= Hermippus of Smyrna =

3rd-century BC Greek biographer and philosopher

Hermippus of Smyrna (Ἕρμιππος ὁ Σμυρναῖος) was a Greek grammarian and peripatetic philosopher, surnamed by the ancient writers "the Callimachian" (ό Καλλιμάχειος), from which it may be inferred that he was a disciple of Callimachus about the middle of the 3rd century BC, while the fact of his having written about the life of Chrysippus proves that he lived to about the end of the century. His writings seem to have been of very great importance and value. They are repeatedly referred to by the ancient writers, under many titles, of which, however, most, if not all, seem to have been chapters of his great biographical work, which is often quoted under the title of Lives (Bioi). The work contained the biographies of a great many ancient figures, including orators, poets, historians, and philosophers.
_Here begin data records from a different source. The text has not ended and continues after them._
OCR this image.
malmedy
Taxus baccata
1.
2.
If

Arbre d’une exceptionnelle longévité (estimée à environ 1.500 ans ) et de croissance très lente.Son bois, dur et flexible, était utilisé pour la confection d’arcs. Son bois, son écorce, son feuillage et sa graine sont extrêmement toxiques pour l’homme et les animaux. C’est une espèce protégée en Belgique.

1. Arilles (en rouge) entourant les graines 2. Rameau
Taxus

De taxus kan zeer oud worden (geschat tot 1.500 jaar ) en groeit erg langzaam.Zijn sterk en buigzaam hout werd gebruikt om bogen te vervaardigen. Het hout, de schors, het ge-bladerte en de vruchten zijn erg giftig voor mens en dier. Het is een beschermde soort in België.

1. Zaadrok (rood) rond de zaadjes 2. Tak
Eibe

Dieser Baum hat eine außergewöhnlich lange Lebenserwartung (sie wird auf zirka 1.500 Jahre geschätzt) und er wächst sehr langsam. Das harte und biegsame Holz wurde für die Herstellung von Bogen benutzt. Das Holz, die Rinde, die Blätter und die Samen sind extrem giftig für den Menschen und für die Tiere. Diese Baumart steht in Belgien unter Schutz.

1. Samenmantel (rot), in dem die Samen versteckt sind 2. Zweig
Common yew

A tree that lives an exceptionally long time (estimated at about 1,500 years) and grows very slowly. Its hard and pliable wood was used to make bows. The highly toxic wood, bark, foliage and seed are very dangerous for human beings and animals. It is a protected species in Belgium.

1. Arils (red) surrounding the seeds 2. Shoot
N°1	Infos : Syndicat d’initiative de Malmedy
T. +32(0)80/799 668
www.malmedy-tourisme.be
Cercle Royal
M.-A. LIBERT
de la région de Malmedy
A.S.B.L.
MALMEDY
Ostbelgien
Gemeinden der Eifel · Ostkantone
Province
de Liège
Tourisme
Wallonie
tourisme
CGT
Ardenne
It contained the earliest known biography of Aristotle, as well as philosophers such as Pythagoras, Empedocles, Heraclitus, Democritus, Zeno, Socrates, Plato, Antisthenes, Diogenes, Stilpo, Epicurus, Theophrastus, Heraclides, Demetrius Phalereus, and Chrysippus. The work has been lost, but many later Lives extensively quote it.

Josephus and Origen cite Hermippus to argue that Pythagoras owed a debt to Judaism.